A shot of the controls at the bottom of the steering column, both mechanical and electrical. The ignition can be switched to run on coil, magneto or both, the hand throttle goes to the governor tower, the mixture control goes to the carburettor and the advance/retard to both distributor and magneto. The snake-like pipe in front of the linkages is the carburettor feed pipe, the olive nut having run back down the pipe and out of view.
One of the blocks on the fork-truck waiting to drop onto the crankcase. As it was we had enormous problems with the top lip of the new liners catching the piston rings as we inadvertently pushed the pistons up the bore to give us more clearance to work with at this stage.
Side view of the rebored liners, you can just make out the cylinder lubrication hole in the liner nearest the camera. Oil is pressure fed to these holes from the oil pump.
Close up of the valve ends and springs. Nothing out ofd the ordinary, they are very conventional with fairly floppy springs, although as it is a very slow-running engine there is no need for stronger springs.

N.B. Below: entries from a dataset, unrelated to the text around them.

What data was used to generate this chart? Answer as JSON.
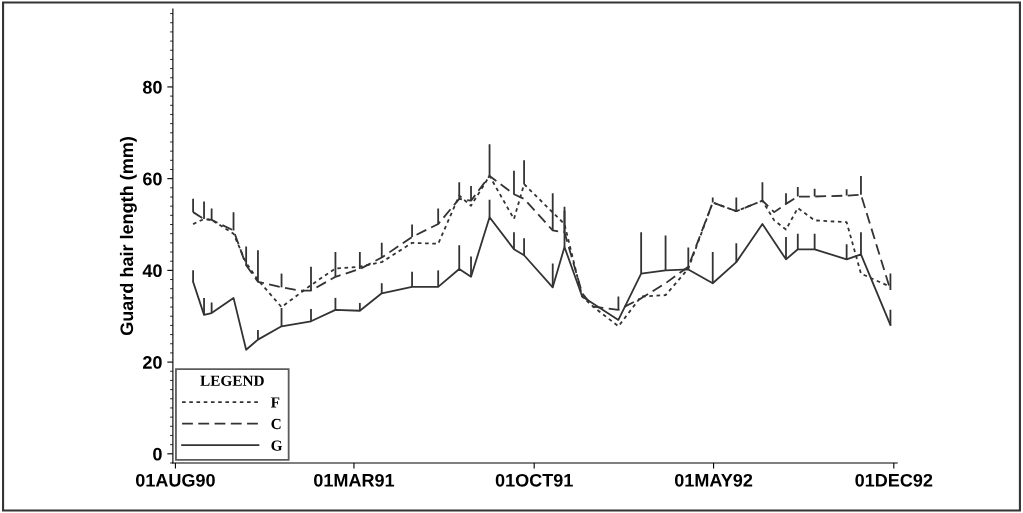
{
  "chart_data": {
    "type": "line",
    "ylabel": "Guard hair length (mm)",
    "legend_title": "LEGEND",
    "legend": "bottom left",
    "grid": false,
    "marker": "none",
    "xlim": [
      "1990-07-29",
      "1992-12-05"
    ],
    "ylim": [
      -2,
      97
    ],
    "xticks": [
      {
        "value": "1990-08-01",
        "label": "01AUG90"
      },
      {
        "value": "1991-03-01",
        "label": "01MAR91"
      },
      {
        "value": "1991-10-01",
        "label": "01OCT91"
      },
      {
        "value": "1992-05-01",
        "label": "01MAY92"
      },
      {
        "value": "1992-12-01",
        "label": "01DEC92"
      }
    ],
    "yticks": [
      0,
      20,
      40,
      60,
      80
    ],
    "series": [
      {
        "name": "F",
        "color": "#333333",
        "line_style": "dotted",
        "x": [
          "1990-08-22",
          "1990-09-04",
          "1990-09-13",
          "1990-10-09",
          "1990-10-24",
          "1990-11-07",
          "1990-12-05",
          "1991-01-09",
          "1991-02-07",
          "1991-03-08",
          "1991-04-03",
          "1991-05-09",
          "1991-06-09",
          "1991-07-04",
          "1991-07-18",
          "1991-08-09",
          "1991-09-07",
          "1991-09-19",
          "1991-11-06",
          "1991-11-27",
          "1991-12-10",
          "1992-01-09",
          "1992-02-05",
          "1992-03-05",
          "1992-04-01",
          "1992-04-30",
          "1992-05-28",
          "1992-06-28",
          "1992-07-12",
          "1992-07-26",
          "1992-08-09",
          "1992-08-29",
          "1992-10-06",
          "1992-10-23",
          "1992-11-27"
        ],
        "values": [
          50.1,
          51.2,
          51,
          48,
          41.6,
          37.9,
          32,
          36.8,
          40.4,
          40.8,
          41.8,
          46,
          45.8,
          56.3,
          54.1,
          60.6,
          51.2,
          58.8,
          50.1,
          34.3,
          32.1,
          27.8,
          34.3,
          34.6,
          40.4,
          54.8,
          52.9,
          55.2,
          50.9,
          48.9,
          53.6,
          50.9,
          50.5,
          39.3,
          36.4
        ],
        "errors": [
          null,
          null,
          null,
          null,
          null,
          null,
          null,
          null,
          null,
          null,
          null,
          null,
          null,
          null,
          null,
          null,
          null,
          [
            58.8,
            64
          ],
          null,
          null,
          null,
          null,
          null,
          null,
          null,
          null,
          null,
          null,
          null,
          null,
          null,
          null,
          null,
          null,
          null
        ]
      },
      {
        "name": "C",
        "color": "#333333",
        "line_style": "dashed",
        "x": [
          "1990-08-22",
          "1990-09-04",
          "1990-09-13",
          "1990-10-09",
          "1990-10-24",
          "1990-11-07",
          "1990-12-05",
          "1990-12-27",
          "1991-01-09",
          "1991-02-07",
          "1991-03-08",
          "1991-04-03",
          "1991-05-09",
          "1991-06-09",
          "1991-07-04",
          "1991-07-18",
          "1991-08-09",
          "1991-09-07",
          "1991-09-19",
          "1991-10-23",
          "1991-11-06",
          "1991-11-27",
          "1991-12-10",
          "1992-01-09",
          "1992-02-05",
          "1992-03-05",
          "1992-04-01",
          "1992-04-30",
          "1992-05-28",
          "1992-06-28",
          "1992-07-12",
          "1992-07-26",
          "1992-08-09",
          "1992-08-29",
          "1992-10-06",
          "1992-10-23",
          "1992-11-27"
        ],
        "values": [
          52.7,
          51.2,
          51,
          48.7,
          41.1,
          37.5,
          36.3,
          35.6,
          35.6,
          38.6,
          40.3,
          42.8,
          47.3,
          50.1,
          55.6,
          55.2,
          60.6,
          56.6,
          55.6,
          48.7,
          48.3,
          35,
          32.1,
          31.4,
          33.9,
          37.2,
          40.8,
          54.8,
          52.9,
          55.2,
          52.7,
          54.5,
          56.1,
          56.1,
          56.3,
          56.5,
          35.7
        ],
        "errors": [
          [
            52.7,
            55.6
          ],
          [
            51.2,
            55
          ],
          [
            51,
            53.5
          ],
          [
            48.7,
            52.7
          ],
          [
            41.1,
            45.2
          ],
          [
            37.5,
            44.4
          ],
          [
            36.3,
            39.3
          ],
          null,
          [
            35.6,
            40.8
          ],
          [
            38.6,
            44
          ],
          [
            40.3,
            44
          ],
          [
            42.8,
            46
          ],
          [
            47.3,
            50
          ],
          [
            50.1,
            53.5
          ],
          [
            55.6,
            59.2
          ],
          [
            55.2,
            58.4
          ],
          [
            60.6,
            67.5
          ],
          [
            56.6,
            61.7
          ],
          null,
          [
            48.7,
            56.8
          ],
          [
            48.3,
            53.9
          ],
          null,
          null,
          [
            31.4,
            34.3
          ],
          null,
          null,
          null,
          [
            54.8,
            55.9
          ],
          [
            52.9,
            55.9
          ],
          [
            55.2,
            59.2
          ],
          null,
          [
            54.5,
            56.8
          ],
          [
            56.1,
            58.2
          ],
          [
            56.1,
            57.8
          ],
          [
            56.3,
            57.7
          ],
          [
            56.5,
            60.6
          ],
          [
            35.7,
            39.3
          ]
        ]
      },
      {
        "name": "G",
        "color": "#333333",
        "line_style": "solid",
        "x": [
          "1990-08-22",
          "1990-09-04",
          "1990-09-13",
          "1990-10-09",
          "1990-10-24",
          "1990-11-07",
          "1990-12-05",
          "1991-01-09",
          "1991-02-07",
          "1991-03-08",
          "1991-04-03",
          "1991-05-09",
          "1991-06-09",
          "1991-07-04",
          "1991-07-18",
          "1991-08-09",
          "1991-09-07",
          "1991-09-19",
          "1991-10-23",
          "1991-11-06",
          "1991-11-27",
          "1992-01-09",
          "1992-02-05",
          "1992-03-05",
          "1992-04-01",
          "1992-04-30",
          "1992-05-28",
          "1992-06-28",
          "1992-07-26",
          "1992-08-09",
          "1992-08-29",
          "1992-10-06",
          "1992-10-23",
          "1992-11-27"
        ],
        "values": [
          37.5,
          30.3,
          30.7,
          34,
          22.7,
          24.9,
          27.8,
          28.9,
          31.4,
          31.2,
          35,
          36.4,
          36.4,
          40.3,
          38.6,
          51.6,
          44.6,
          43.3,
          36.3,
          45.1,
          34.3,
          29.2,
          39.3,
          40,
          40.2,
          37.2,
          41.8,
          50.1,
          42.4,
          44.6,
          44.6,
          42.4,
          43.5,
          28.1
        ],
        "errors": [
          [
            37.5,
            40
          ],
          [
            30.3,
            34
          ],
          [
            30.7,
            33
          ],
          null,
          null,
          [
            24.9,
            27
          ],
          [
            27.8,
            31.8
          ],
          [
            28.9,
            31.6
          ],
          [
            31.4,
            34
          ],
          [
            31.2,
            32.9
          ],
          [
            35,
            37.2
          ],
          [
            36.4,
            39.7
          ],
          [
            36.4,
            40
          ],
          [
            40.3,
            45.5
          ],
          [
            38.6,
            43
          ],
          [
            51.6,
            55.4
          ],
          [
            44.6,
            48.3
          ],
          [
            43.3,
            47
          ],
          [
            36.3,
            41.5
          ],
          [
            45.1,
            53
          ],
          null,
          null,
          [
            39.3,
            48.3
          ],
          [
            40,
            47.6
          ],
          [
            40.2,
            45
          ],
          [
            37.2,
            44
          ],
          [
            41.8,
            45.9
          ],
          null,
          [
            42.4,
            47.3
          ],
          [
            44.6,
            48
          ],
          [
            44.6,
            48
          ],
          [
            42.4,
            45.7
          ],
          [
            43.5,
            48.3
          ],
          [
            28.1,
            31.4
          ]
        ]
      }
    ]
  }
}
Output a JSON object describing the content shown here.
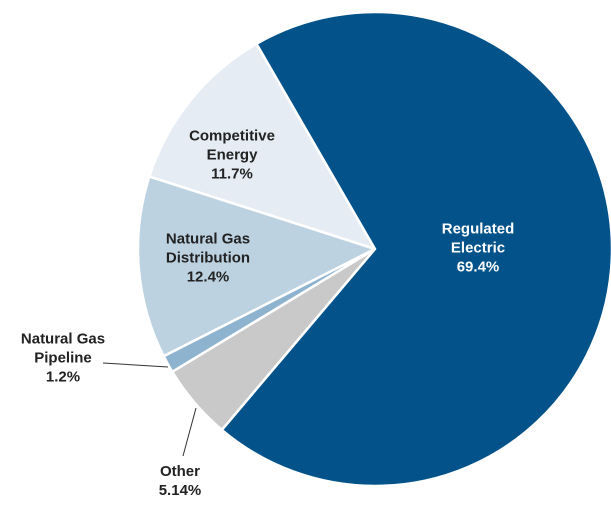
{
  "chart_data": {
    "type": "pie",
    "categories": [
      "Regulated Electric",
      "Other",
      "Natural Gas Pipeline",
      "Natural Gas Distribution",
      "Competitive Energy"
    ],
    "values": [
      69.4,
      5.14,
      1.2,
      12.4,
      11.7
    ],
    "value_labels": [
      "69.4%",
      "5.14%",
      "1.2%",
      "12.4%",
      "11.7%"
    ],
    "colors": [
      "#03528a",
      "#c9c9c9",
      "#8db3cf",
      "#bdd2e1",
      "#e5ecf3"
    ]
  }
}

Shot of the liners again with a better view of the liner oil holes as mentioned above. These were drilled and cleaned up before the liners were honed.
View of the side of the block showing the oil hole union positions.
Shot taken looking down on the exhaust and inlet valves (covers obviously removed) The valves have a conventional screwdriver slot to enable them to be ground in, a process which was more frequent in the 1920's than today. This was the first time it had been done in about eight years of running. The sparking plug immediately above the inlet valve (right-hand valve of each cylinder) is magneto-driven, the other plug is just at the edge of the cylinder above the piston and the holes can be seen in this shot.
Last shot of the liner oil hole, sorry the picture is a bit out of focus!